Un Pd che li può (ri)conquistare: aprendosi (anche nella prospettiva di dare vita ad un contenitore democratico, civico, unitario: ovvero lo stesso Pd che compiesse finalmente la propria vocazione di partito – non porta questo nome per caso! – Demos-cratico. A cominciare da primarie finalmente aperte e ‘libere’) al Movimento, e facendosi partito-baricentro della Nazione impegnato a perseguire il bene esclusivo di TUTTI gli italiani, lasciandosi aiutare dai 5S a riallacciare un confronto e a tornare ad ascoltare le esigenze (peculiari!) dei cittadini. Puntando ad unire – in ultima istanza – le esigenze della democrazia rappresentativa con quelle della (futuribile) democrazia diretta. In un esperimento che – se approcciato con convinzione. Da chi avesse, e lo deve chiarire – in primo luogo a se stesso – quel dinamismo necessario a dare vita a tutto ciò – non potrebbe che fare il bene dell’Italia.

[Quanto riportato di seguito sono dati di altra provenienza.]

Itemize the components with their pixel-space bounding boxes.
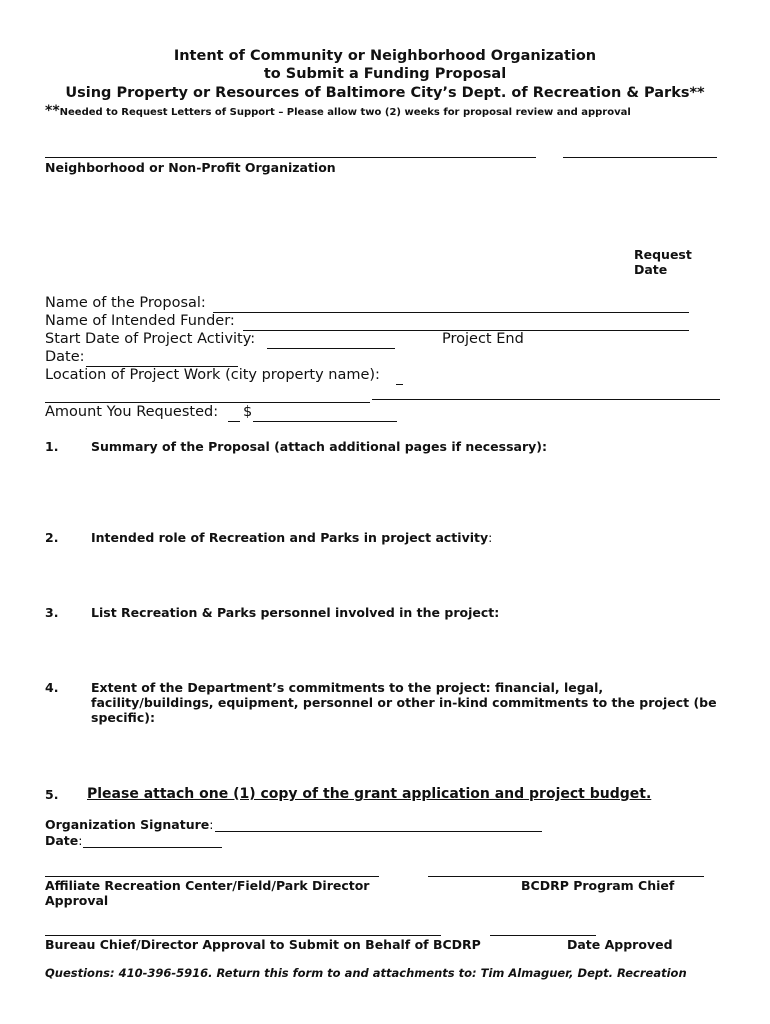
project-end-label: Project End	[442, 331, 524, 347]
note-stars: **	[45, 103, 60, 119]
affiliate-label-1: Affiliate Recreation Center/Field/Park Director	[45, 878, 370, 893]
affiliate-label-2: Approval	[45, 893, 109, 908]
dollar-sign: $	[243, 404, 253, 420]
item-1-text: Summary of the Proposal (attach additional pages if necessary):	[91, 439, 547, 454]
signature-date-label	[45, 833, 82, 848]
program-chief-line[interactable]	[428, 876, 704, 877]
request-date-line[interactable]	[563, 157, 717, 158]
item-4-line1: Extent of the Department’s commitments to the project: financial, legal,	[91, 680, 604, 695]
signature-date-colon: :	[78, 833, 83, 848]
item-2-number: 2.	[45, 530, 59, 545]
request-date-label-1: Request	[634, 247, 692, 262]
amount-line[interactable]	[253, 421, 397, 422]
location-label: Location of Project Work (city property name):	[45, 367, 380, 383]
location-line-b[interactable]	[372, 399, 720, 400]
signature-date-text: Date	[45, 833, 79, 848]
location-line-a[interactable]	[45, 402, 370, 403]
location-line-start[interactable]	[396, 384, 403, 385]
header-note	[45, 103, 631, 119]
form-title-line2: to Submit a Funding Proposal	[263, 66, 507, 82]
item-5-number: 5.	[45, 787, 59, 802]
start-date-label: Start Date of Project Activity:	[45, 331, 256, 347]
item-2-main: Intended role of Recreation and Parks in project activity	[91, 530, 489, 545]
end-date-label: Date:	[45, 349, 85, 365]
program-chief-label: BCDRP Program Chief	[521, 878, 675, 893]
item-4-line3: specific):	[91, 710, 155, 725]
proposal-name-line[interactable]	[213, 312, 689, 313]
footer-questions: Questions: 410-396-5916. Return this form to and attachments to: Tim Almaguer, Dept. Recreation	[45, 966, 687, 980]
item-5-text: Please attach one (1) copy of the grant application and project budget.	[87, 786, 652, 802]
note-text: Needed to Request Letters of Support – Please allow two (2) weeks for proposal review and approval	[59, 107, 631, 118]
item-4-line2: facility/buildings, equipment, personnel or other in-kind commitments to the project (be	[91, 695, 717, 710]
form-title-line1: Intent of Community or Neighborhood Organization	[173, 48, 597, 64]
form-title-line3: Using Property or Resources of Baltimore City’s Dept. of Recreation & Parks**	[65, 85, 705, 101]
item-2-text	[91, 530, 492, 545]
signature-date-line[interactable]	[83, 847, 222, 848]
amount-label: Amount You Requested:	[45, 404, 219, 420]
affiliate-line[interactable]	[45, 876, 379, 877]
bureau-chief-line[interactable]	[45, 935, 441, 936]
org-signature-line[interactable]	[215, 831, 542, 832]
org-label: Neighborhood or Non-Profit Organization	[45, 160, 336, 175]
item-3-text: List Recreation & Parks personnel involved in the project:	[91, 605, 500, 620]
start-date-line[interactable]	[267, 348, 395, 349]
amount-line-pre[interactable]	[228, 421, 240, 422]
bureau-chief-label: Bureau Chief/Director Approval to Submit on Behalf of BCDRP	[45, 937, 481, 952]
item-4-number: 4.	[45, 680, 59, 695]
item-2-colon: :	[488, 530, 493, 545]
org-signature-text: Organization Signature	[45, 817, 210, 832]
item-1-number: 1.	[45, 439, 59, 454]
request-date-label-2: Date	[634, 262, 668, 277]
org-signature-label	[45, 817, 213, 832]
item-3-number: 3.	[45, 605, 59, 620]
org-signature-colon: :	[209, 817, 214, 832]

Su provvedimenti che fossero nell’esclusivo interesse di ogni nostro connazionale, ne siamo certi, Pd e M5S non potrebbero che (ri)trovare una piena unità d’intenti. L’importante è lasciarsi alle spalle le ingessature del politically correct, vera causa del (de-crescente) fallimento elettoralistico del centrosinistra nell’ultimo ventennio, e prendere finalmente a fare (solo) ciò che serve veramente – nella prospettiva dell’innovazione da perseguire attraverso la ricerca e la formazione – al nostro Paese.

Il nostro progetto, del tutto affine (anche) a quello dei 5S, è a disposizione, ancora una volta, del Pd – che lo ha del resto già fatto proprio in molte parti nel suo programma – per arrivare ad una (preliminare, piena) base d’intesa (appunto Politica) con gli attivisti del Movimento.

Se, verificata la disponibilità di Grillo, le condizioni (non) lo consentissero, si torni a votare solo per il Senato. Chiedendo agli italiani un’assunzione di responsabilità per la (loro) governabilità. Un ritorno tout court alle urne, che non passasse per un (profondo) rinnovamento Democratico (a cominciare dalla leadership), rischierebbe – ne tengano attentamente conto i dirigenti del Pd, a cominciare dal vicesegretario Letta – di regalare l’Italia per altri cinque anni alla destra.